La sanction a été prononcée le 5 février : quatre mois de prison avec sursis contre une mère de famille pour l’absentéisme scolaire de son fils, un collégien d’Escaudain (Nord). Depuis, l’information a été reprise en boucle par les médias. Et pourtant, la raison invoquée par la justice dépasse la simple question de la présence - ou non - à l’école. « La condamnation est intervenue sur la base de la soustraction d’un parent à ses obligations légales au point de compromettre gravement la santé, la sécurité, la moralité ou l’éducation de l’enfant », explique l’avocate Valérie Piau. En droit, elle aurait donc pu être plus sévère : l’article 227-17 du Code pénal prévoit jusqu’à deux ans d’emprisonnement et 30 000 euros d’amende. Il n’empêche, ces quatre mois de sursis à l’encontre d’une mère dont l’enfant n’a pratiquement pas mis les pieds dans son collège en 2012-2013, récidivant en 2013-2014 alors qu’il redoublait sa 6e, ont troublé l’opinion.
Au ministère de l’éducation nationale, on a d’abord évoqué « un fait sans précédent », avant de faire machine arrière. « Un premier cas a été rapporté il y a cinq ans », reconnaissait-on mardi matin dans l’entourage de la ministre, Najat Vallaud-Belkacem. « C’est beaucoup d’honneur que nous a fait l’éducation nationale, glisse le procureur de la République de Valenciennes, François Pérain, avant sa conférence de presse ce 10 février à midi. Nous avons quatre à cinq condamnations de ce genre par an, ici, et je doute que Valenciennes soit une exception ». La précédente affaire médiatisée remonte à mai 2010, quand une peine de deux mois de prison avec sursis avait été prononcée à l’encontre d’une mère de famille de Chauny (Aisne), pour l’absentéisme répété de ses deux filles. Agées de 14 et 15 ans, ces collégiennes avait manqué 279 demi-journées de cours pour l’une, et 94 pour l’autre, durant l’année scolaire 2008-2009. Le collégien d’Escaudain a, lui, manqué 79 demi-journées rien que pour le premier trimestre de sa 6e redoublée, selon le parquet de Valenciennes.
Bronchites récurrentes
L’avocate Valérie Piau n’a pas, elle non plus, d’autres exemples en tête. « L’obligation scolaire porte de 6 à 16 ans, rappelle cette spécialiste du droit de l’éducation, mais c’est très rare d’en arriver au pénal en cas d’absentéisme, car l’institution prévoit d’abord de convoquer les parents, avec mise en demeure et parfois aussi signalement auprès des services sociaux. Ces étapes, qui ont valeur d’alerte, conduisent la plupart du temps à une régularisation de la situation ». Dans le cas d’Escaudain, ces étapes n’ont pas été brûlées, mais elles se sont révélées infructueuses, assure le procureur. La mère du collégien aurait refusé tout contact avec l’éducation nationale, ne répondant ni aux propositions des services éducatifs – suivi d’un atelier de parentalité – ni même aux injonctions. Entendue plusieurs fois par la police, elle aurait invoqué les bronchites récurrentes de son fils, un motif invalidé par le rapport des services médicaux.
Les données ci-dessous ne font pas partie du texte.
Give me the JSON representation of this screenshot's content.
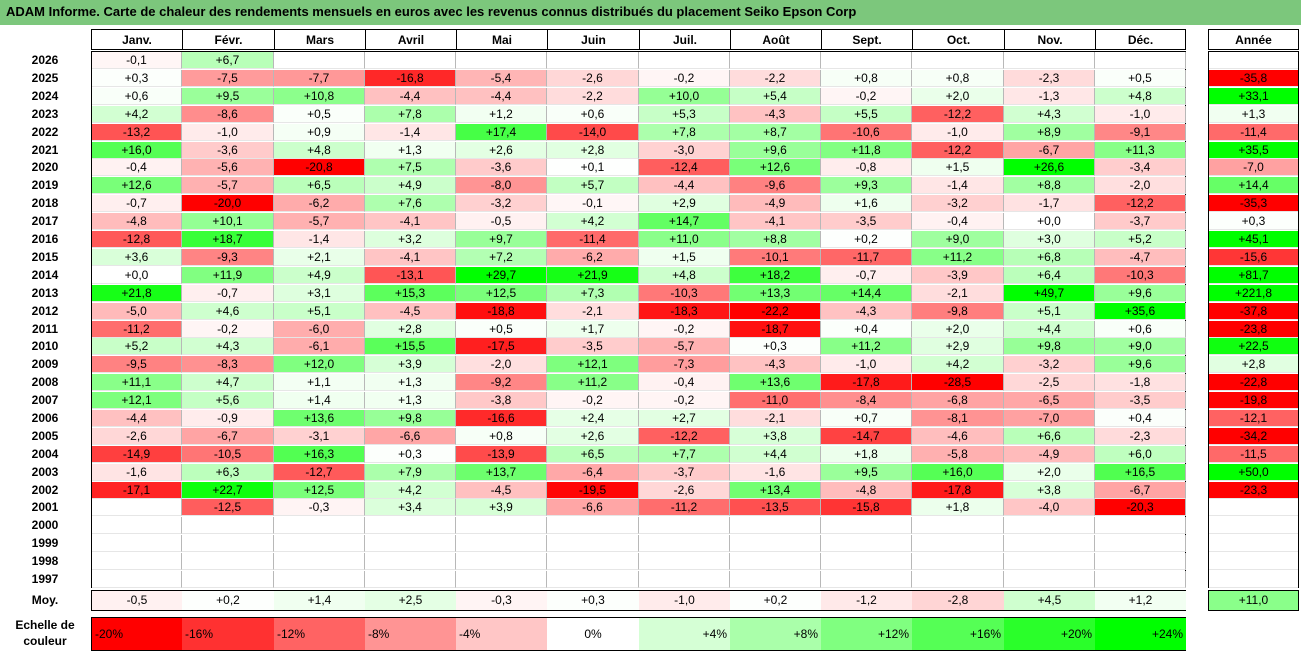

Le 5 février, elle n’était pas présente lors de son procès.
Rares en France, les peines de prison pour cause d’absentéisme sont beaucoup plus fréquentes en Grande-Bretagne mais n’ont pas fait leurs preuves : au cours des années 2000, 133 parents d’élèves ont été emprisonnés… sans pour autant freiner le phénomène. Au contraire, le taux d’absentéisme a, dans le même temps, augmenté de 0,7 à 1 %.